Michelle Mitchell, Age UK charity director, said: “Many people, particularly the relatively wealthy, will welcome proposals to liberalise the way in which they draw their pension savings. However we are extremely concerned about the very significant costs and risks involved with the government’s proposals to allow more people to draw income directly from their funds.”
Mitchell said the government and regulators needed to ensure anybody considering a different way of drawing their pension was fully informed of the potential risks, such as the value of investments falling and costs.
The Treasury said it estimated that 50,000 people currently in a drawdown arrangement with their pension fund could benefit from flexibility in how they drawdown funds.
“As well as those already in drawdown, the measure will also affect individuals who are not yet retired, or who have not yet applied all of their funds to providing a pension, and who may now choose not to buy an annuity,” the Treasury said.

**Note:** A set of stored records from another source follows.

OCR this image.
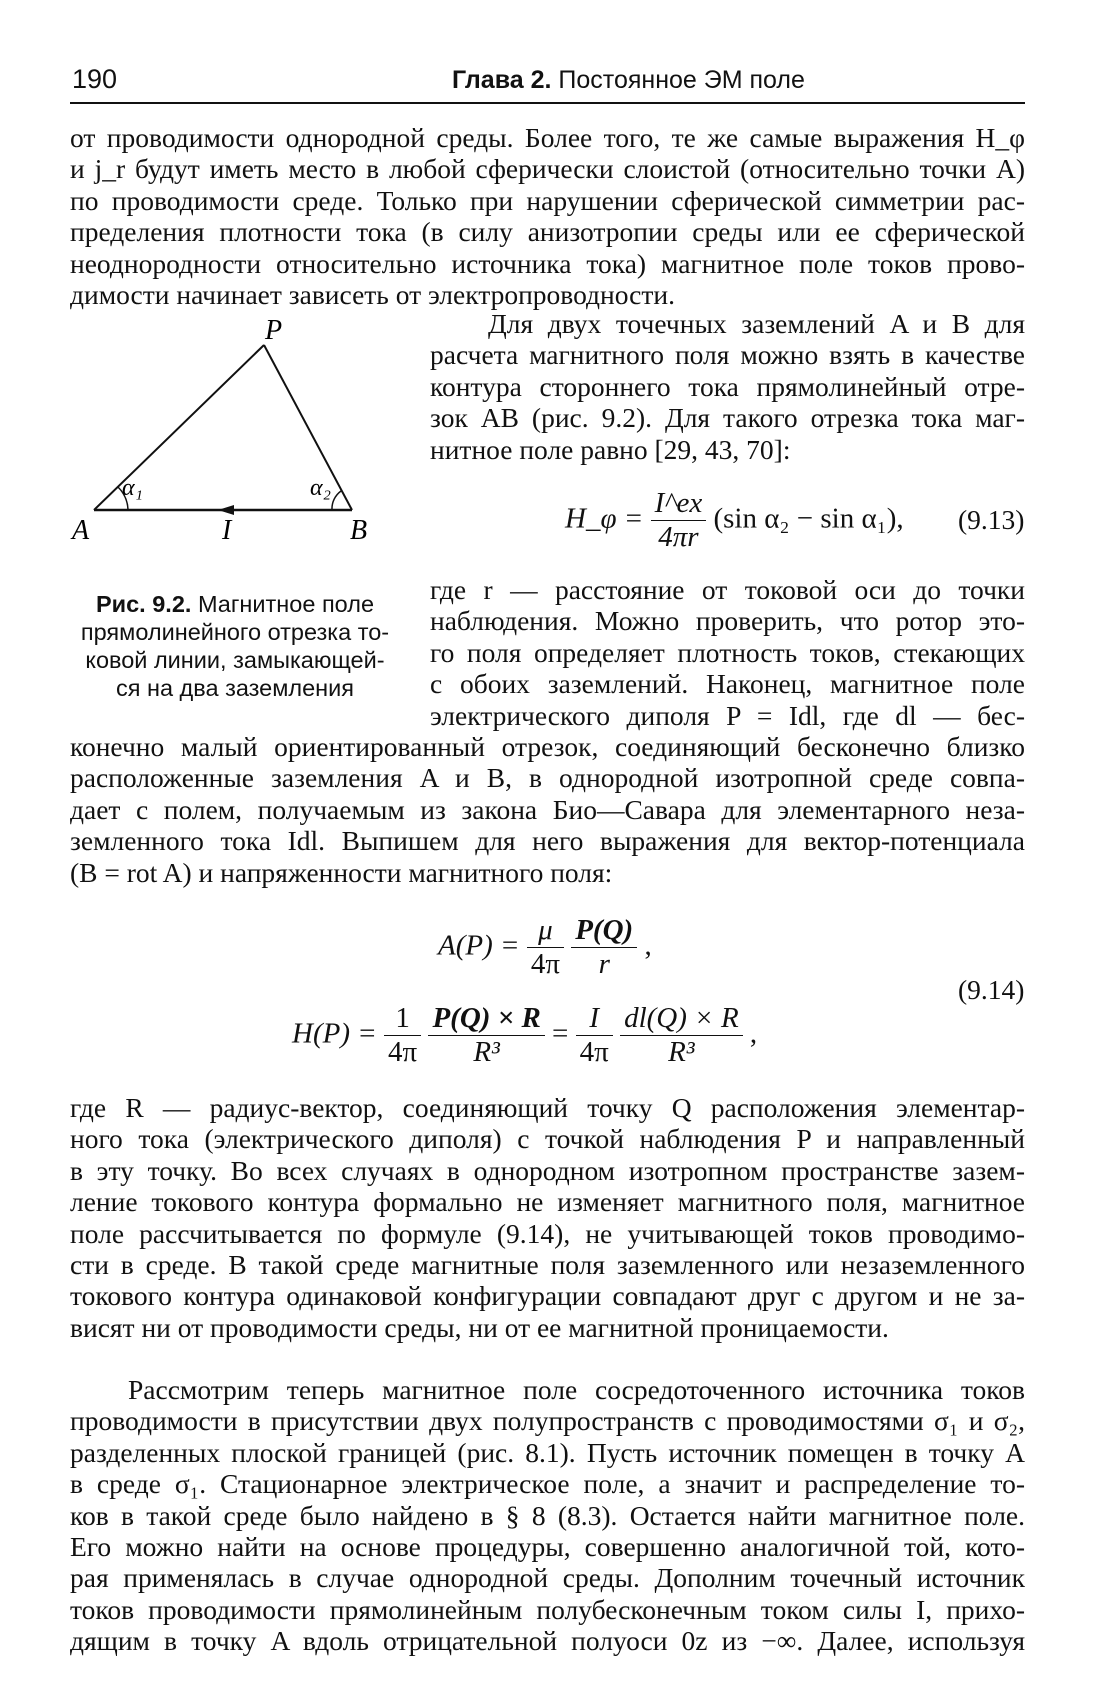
190	Глава 2. Постоянное ЭМ поле
от проводимости однородной среды. Более того, те же самые выражения H_φ
и j_r будут иметь место в любой сферически слоистой (относительно точки A)
по проводимости среде. Только при нарушении сферической симметрии рас-
пределения плотности тока (в силу анизотропии среды или ее сферической
неоднородности относительно источника тока) магнитное поле токов прово-
димости начинает зависеть от электропроводности.
P
A	B
α₁	α₂
I
Рис. 9.2. Магнитное поле
прямолинейного отрезка то-
ковой линии, замыкающей-
ся на два заземления
Для двух точечных заземлений A и B для
расчета магнитного поля можно взять в качестве
контура стороннего тока прямолинейный отре-
зок AB (рис. 9.2). Для такого отрезка тока маг-
нитное поле равно [29, 43, 70]:
H_φ = $\frac{I\^{}ex}{4\pi r} (\sin$ α₂ − sin α₁), (9.13)
где r — расстояние от токовой оси до точки
наблюдения. Можно проверить, что ротор это-
го поля определяет плотность токов, стекающих
с обоих заземлений. Наконец, магнитное поле
электрического диполя P = Idl, где dl — бес-
конечно малый ориентированный отрезок, соединяющий бесконечно близко
расположенные заземления A и B, в однородной изотропной среде совпа-
дает с полем, получаемым из закона Био—Савара для элементарного неза-
земленного тока Idl. Выпишем для него выражения для вектор-потенциала
(B = rot A) и напряженности магнитного поля:
$A(P) = \frac{\mu}{4\pi}$
$\frac{P(Q)}{r}$ ,
$H(P) = \frac{1}{4\pi}$
$\frac{P(Q) \times R}{\text{R³}} = \frac{I}{4\pi}$
$\frac{dl(Q) \times R}{\text{R³}}$ ,
(9.14)
где R — радиус-вектор, соединяющий точку Q расположения элементар-
ного тока (электрического диполя) с точкой наблюдения P и направленный
в эту точку. Во всех случаях в однородном изотропном пространстве зазем-
ление токового контура формально не изменяет магнитного поля, магнитное
поле рассчитывается по формуле (9.14), не учитывающей токов проводимо-
сти в среде. В такой среде магнитные поля заземленного или незаземленного
токового контура одинаковой конфигурации совпадают друг с другом и не за-
висят ни от проводимости среды, ни от ее магнитной проницаемости.
Рассмотрим теперь магнитное поле сосредоточенного источника токов
проводимости в присутствии двух полупространств с проводимостями σ₁ и σ₂,
разделенных плоской границей (рис. 8.1). Пусть источник помещен в точку A
в среде σ₁. Стационарное электрическое поле, а значит и распределение то-
ков в такой среде было найдено в § 8 (8.3). Остается найти магнитное поле.
Его можно найти на основе процедуры, совершенно аналогичной той, кото-
рая применялась в случае однородной среды. Дополним точечный источник
токов проводимости прямолинейным полубесконечным током силы I, прихо-
дящим в точку A вдоль отрицательной полуоси 0z из −∞. Далее, используя
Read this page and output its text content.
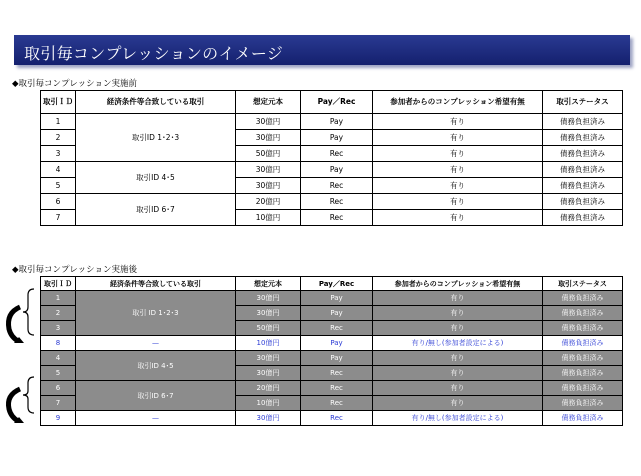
取引毎コンプレッションのイメージ
◆取引毎コンプレッション実施前
取引ＩＤ	経済条件等合致している取引	想定元本	Pay／Rec	参加者からのコンプレッション希望有無	取引ステータス
1	取引ID 1･2･3	30億円	Pay	有り	債務負担済み
2		30億円	Pay	有り	債務負担済み
3		50億円	Rec	有り	債務負担済み
4	取引ID 4･5	30億円	Pay	有り	債務負担済み
5		30億円	Rec	有り	債務負担済み
6	取引ID 6･7	20億円	Rec	有り	債務負担済み
7		10億円	Rec	有り	債務負担済み
◆取引毎コンプレッション実施後
取引ＩＤ	経済条件等合致している取引	想定元本	Pay／Rec	参加者からのコンプレッション希望有無	取引ステータス
1	取引 ID 1･2･3	30億円	Pay	有り	債務負担済み
2		30億円	Pay	有り	債務負担済み
3		50億円	Rec	有り	債務負担済み
8	—	10億円	Pay	有り/無し(参加者設定による)	債務負担済み
4	取引ID 4･5	30億円	Pay	有り	債務負担済み
5		30億円	Rec	有り	債務負担済み
6	取引ID 6･7	20億円	Rec	有り	債務負担済み
7		10億円	Rec	有り	債務負担済み
9	—	30億円	Rec	有り/無し(参加者設定による)	債務負担済み
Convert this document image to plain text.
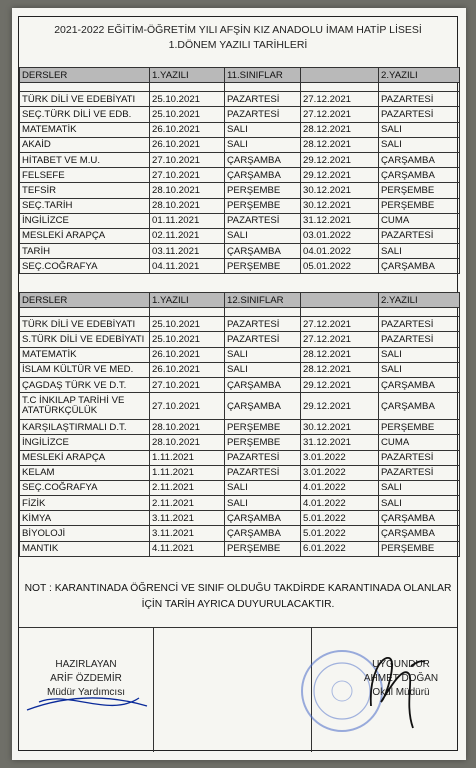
2021-2022 EĞİTİM-ÖĞRETİM YILI AFŞİN KIZ ANADOLU İMAM HATİP LİSESİ
1.DÖNEM YAZILI TARİHLERİ
DERSLER	1.YAZILI	11.SINIFLAR		2.YAZILI

TÜRK DİLİ VE EDEBİYATI	25.10.2021	PAZARTESİ	27.12.2021	PAZARTESİ
SEÇ.TÜRK DİLİ VE EDB.	25.10.2021	PAZARTESİ	27.12.2021	PAZARTESİ
MATEMATİK	26.10.2021	SALI	28.12.2021	SALI
AKAİD	26.10.2021	SALI	28.12.2021	SALI
HİTABET VE M.U.	27.10.2021	ÇARŞAMBA	29.12.2021	ÇARŞAMBA
FELSEFE	27.10.2021	ÇARŞAMBA	29.12.2021	ÇARŞAMBA
TEFSİR	28.10.2021	PERŞEMBE	30.12.2021	PERŞEMBE
SEÇ.TARİH	28.10.2021	PERŞEMBE	30.12.2021	PERŞEMBE
İNGİLİZCE	01.11.2021	PAZARTESİ	31.12.2021	CUMA
MESLEKİ ARAPÇA	02.11.2021	SALI	03.01.2022	PAZARTESİ
TARİH	03.11.2021	ÇARŞAMBA	04.01.2022	SALI
SEÇ.COĞRAFYA	04.11.2021	PERŞEMBE	05.01.2022	ÇARŞAMBA
DERSLER	1.YAZILI	12.SINIFLAR		2.YAZILI

TÜRK DİLİ VE EDEBİYATI	25.10.2021	PAZARTESİ	27.12.2021	PAZARTESİ
S.TÜRK DİLİ VE EDEBİYATI	25.10.2021	PAZARTESİ	27.12.2021	PAZARTESİ
MATEMATİK	26.10.2021	SALI	28.12.2021	SALI
İSLAM KÜLTÜR VE MED.	26.10.2021	SALI	28.12.2021	SALI
ÇAGDAŞ TÜRK VE D.T.	27.10.2021	ÇARŞAMBA	29.12.2021	ÇARŞAMBA
T.C İNKILAP TARİHİ VE ATATÜRKÇÜLÜK	27.10.2021	ÇARŞAMBA	29.12.2021	ÇARŞAMBA
KARŞILAŞTIRMALI D.T.	28.10.2021	PERŞEMBE	30.12.2021	PERŞEMBE
İNGİLİZCE	28.10.2021	PERŞEMBE	31.12.2021	CUMA
MESLEKİ ARAPÇA	1.11.2021	PAZARTESİ	3.01.2022	PAZARTESİ
KELAM	1.11.2021	PAZARTESİ	3.01.2022	PAZARTESİ
SEÇ.COĞRAFYA	2.11.2021	SALI	4.01.2022	SALI
FİZİK	2.11.2021	SALI	4.01.2022	SALI
KİMYA	3.11.2021	ÇARŞAMBA	5.01.2022	ÇARŞAMBA
BİYOLOJİ	3.11.2021	ÇARŞAMBA	5.01.2022	ÇARŞAMBA
MANTIK	4.11.2021	PERŞEMBE	6.01.2022	PERŞEMBE
NOT : KARANTINADA ÖĞRENCİ VE SINIF OLDUĞU TAKDİRDE KARANTINADA OLANLAR
İÇİN TARİH AYRICA DUYURULACAKTIR.
HAZIRLAYAN
ARİF ÖZDEMİR
Müdür Yardımcısı
UYGUNDUR
AHMET DOĞAN
Okul Müdürü
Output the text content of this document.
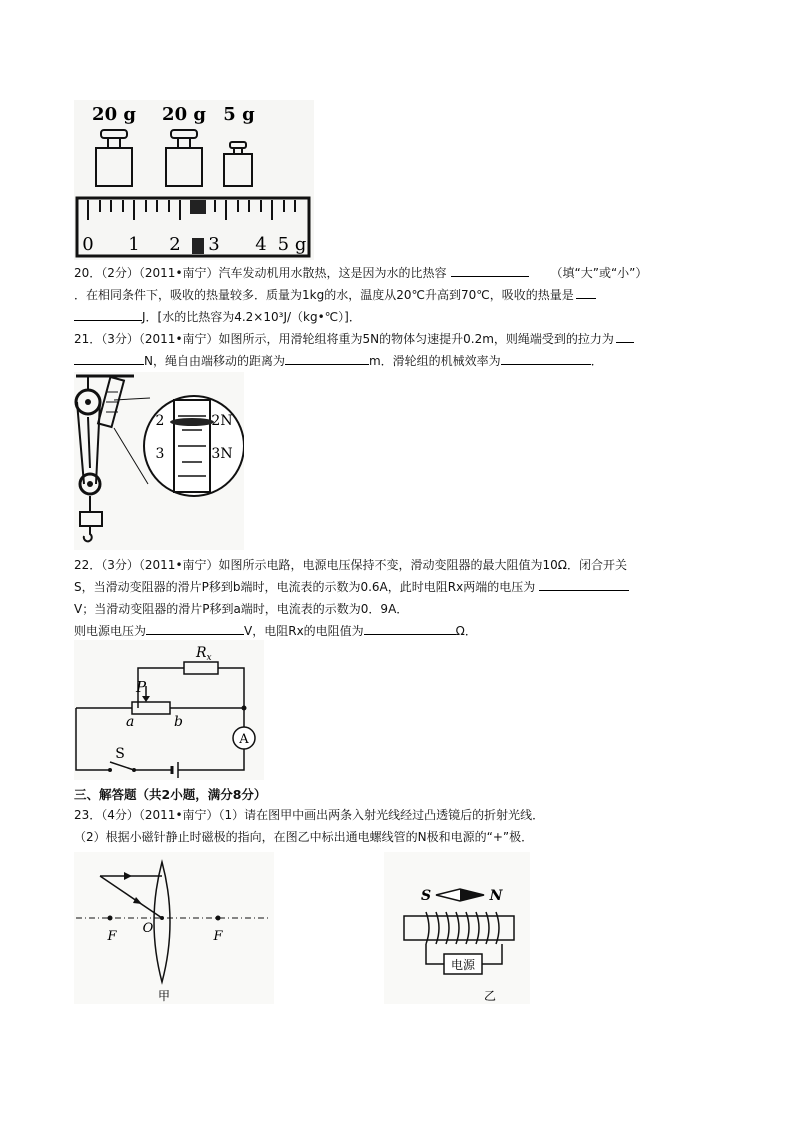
20 g 20 g 5 g
0 1 2 3 4 5 g
20．（2分）（2011•南宁）汽车发动机用水散热，这是因为水的比热容	（填“大”或“小”）
．在相同条件下，吸收的热量较多．质量为1kg的水，温度从20℃升高到70℃，吸收的热量是
J．[水的比热容为4.2×10³J/（kg•℃）]．
21．（3分）（2011•南宁）如图所示，用滑轮组将重为5N的物体匀速提升0.2m，则绳端受到的拉力为
N，绳自由端移动的距离为	m．滑轮组的机械效率为	．
2
3
2N
3N
22．（3分）（2011•南宁）如图所示电路，电源电压保持不变，滑动变阻器的最大阻值为10Ω．闭合开关
S，当滑动变阻器的滑片P移到b端时，电流表的示数为0.6A，此时电阻Rx两端的电压为
V；当滑动变阻器的滑片P移到a端时，电流表的示数为0．9A．
则电源电压为	V，电阻Rx的电阻值为	Ω．
$R_x$
P
a	b
A
S
三、解答题（共2小题，满分8分）
23．（4分）（2011•南宁）（1）请在图甲中画出两条入射光线经过凸透镜后的折射光线．
（2）根据小磁针静止时磁极的指向，在图乙中标出通电螺线管的N极和电源的“+”极．
F
O
F
甲
S	N
电源
乙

Alternative income drawdown products may be accessed by those people.
Lifetime allowance tax change
On 9 December, the government confirmed that the lifetime annual allowance (LTA) for pensions would be reduced to £1.5million from 6 April 2012.
The Treasury said: “The individuals that will be affected to the largest degree from a decrease in the LTA are those that have accrued pension assets with more than £1.5million as they would need to stop contributing to their pension in order to avoid a tax charge.”
The LTA is the overall limit of pension savings that can be accumulated over someone’s lifetime without incurring tax. The income tax rate on the LTA is 25 per cent on anything above the LTA if taken as a pension, and 55 per cent on the excess if taken as a lump sum.
Anyone with a pension pot already over £1.5million or who expects their pension investment to increase above that level by 6 April 2012 without making further contributions can apply for a personalised LTA of £1.8million, if they cease accruing benefits in all registered pension schemes.
Other tax changes
The service provider Saga was critical of changes to the tax rate on ‘lump sum death benefits’ that will see it increase from 35 per cent to 55 per cent.
Saga director general Dr Ros Altmann said the change to the tax rate on drawdown funds passed on by those who die before age 75 was a large increase, affecting many middle class pension fund holders.